In [1]:
import numpy as np
import pandas as pd
import matplotlib.pyplot as plt
%matplotlib inline

In [2]:
AirLineOil_Train = pd.read_csv('Training.csv', index_col = 'Date', infer_datetime_format=True)

#Getting Dimensions
TotalRows = AirLineOil_Train.shape[0]
TotalColumns = AirLineOil_Train.shape[1]

#Need to convert the training set into a numpy array as keras only takes in numpy array
train_set  = AirLineOil_Train.values.reshape(TotalRows, TotalColumns)

In [3]:
#feature scaling
from sklearn.preprocessing import MinMaxScaler
sc = MinMaxScaler(feature_range=(0,1))
train_set_scaled= sc.fit_transform(train_set)

In [4]:
x_train = []
y_train = []
timestep = 120 # 20 Financial Days in 1 month, 120 timesteps = 12 Months (1 Financial Year)
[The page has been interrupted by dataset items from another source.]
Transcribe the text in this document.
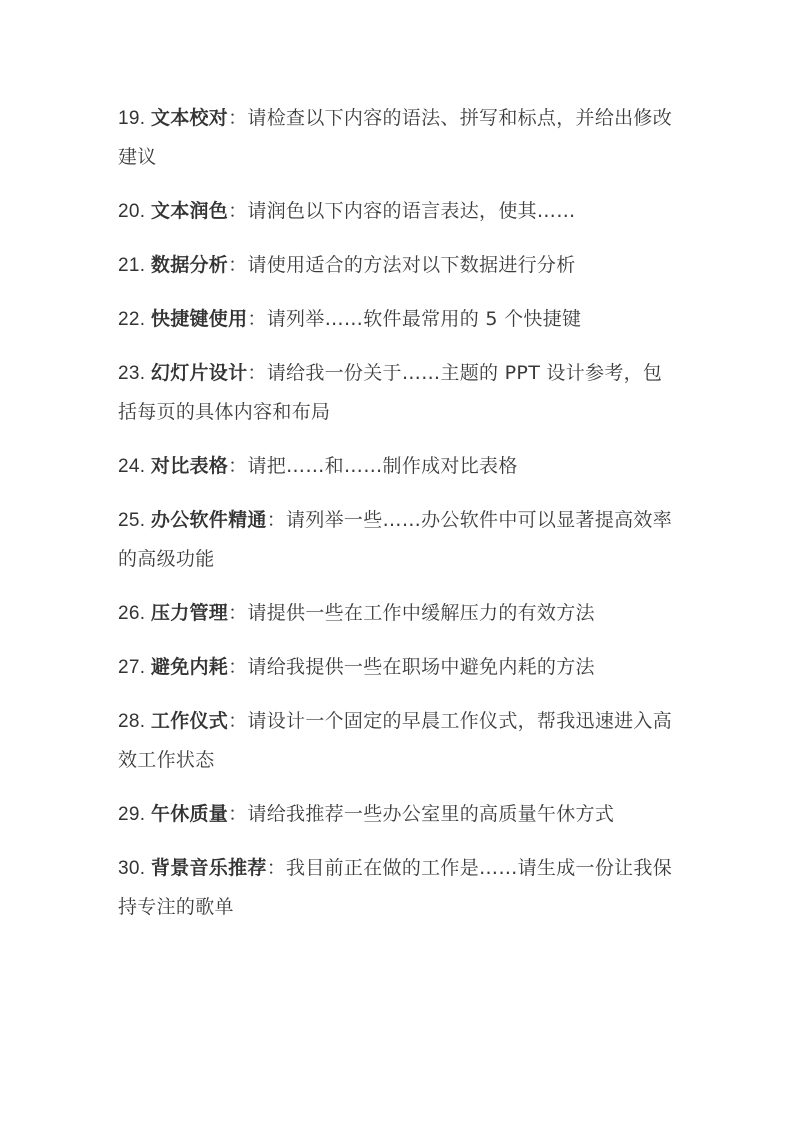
19. 文本校对：请检查以下内容的语法、拼写和标点，并给出修改建议

20. 文本润色：请润色以下内容的语言表达，使其……

21. 数据分析：请使用适合的方法对以下数据进行分析

22. 快捷键使用：请列举……软件最常用的 5 个快捷键

23. 幻灯片设计：请给我一份关于……主题的 PPT 设计参考，包括每页的具体内容和布局

24. 对比表格：请把……和……制作成对比表格

25. 办公软件精通：请列举一些……办公软件中可以显著提高效率的高级功能

26. 压力管理：请提供一些在工作中缓解压力的有效方法

27. 避免内耗：请给我提供一些在职场中避免内耗的方法

28. 工作仪式：请设计一个固定的早晨工作仪式，帮我迅速进入高效工作状态

29. 午休质量：请给我推荐一些办公室里的高质量午休方式

30. 背景音乐推荐：我目前正在做的工作是……请生成一份让我保持专注的歌单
#Creating a data structure with 120 timesteps and 1 output

for i in range(timestep , TotalRows):
    x_train.append(train_set_scaled[i - timestep:i,:])
    y_train.append(train_set_scaled[i,0])

#We iterated over entire datasets, and included for each row in x_train, 120 (timestep) previous stock prices
#and in y_train the 121th stock price. The Goal is to predict timestep + 1 stock price by using timestep stock prices.
#In addition, we are adding multiple other indicator over here to better model the stock prices for American Airlines. 
#We have two additional indicators, United Airlines Stock Price and Crude Oil prices from OPEC.

In [5]:
#Reshaping x_train and y_train to numpy array format.
x_train , y_train = np.array(x_train) , np.array(y_train)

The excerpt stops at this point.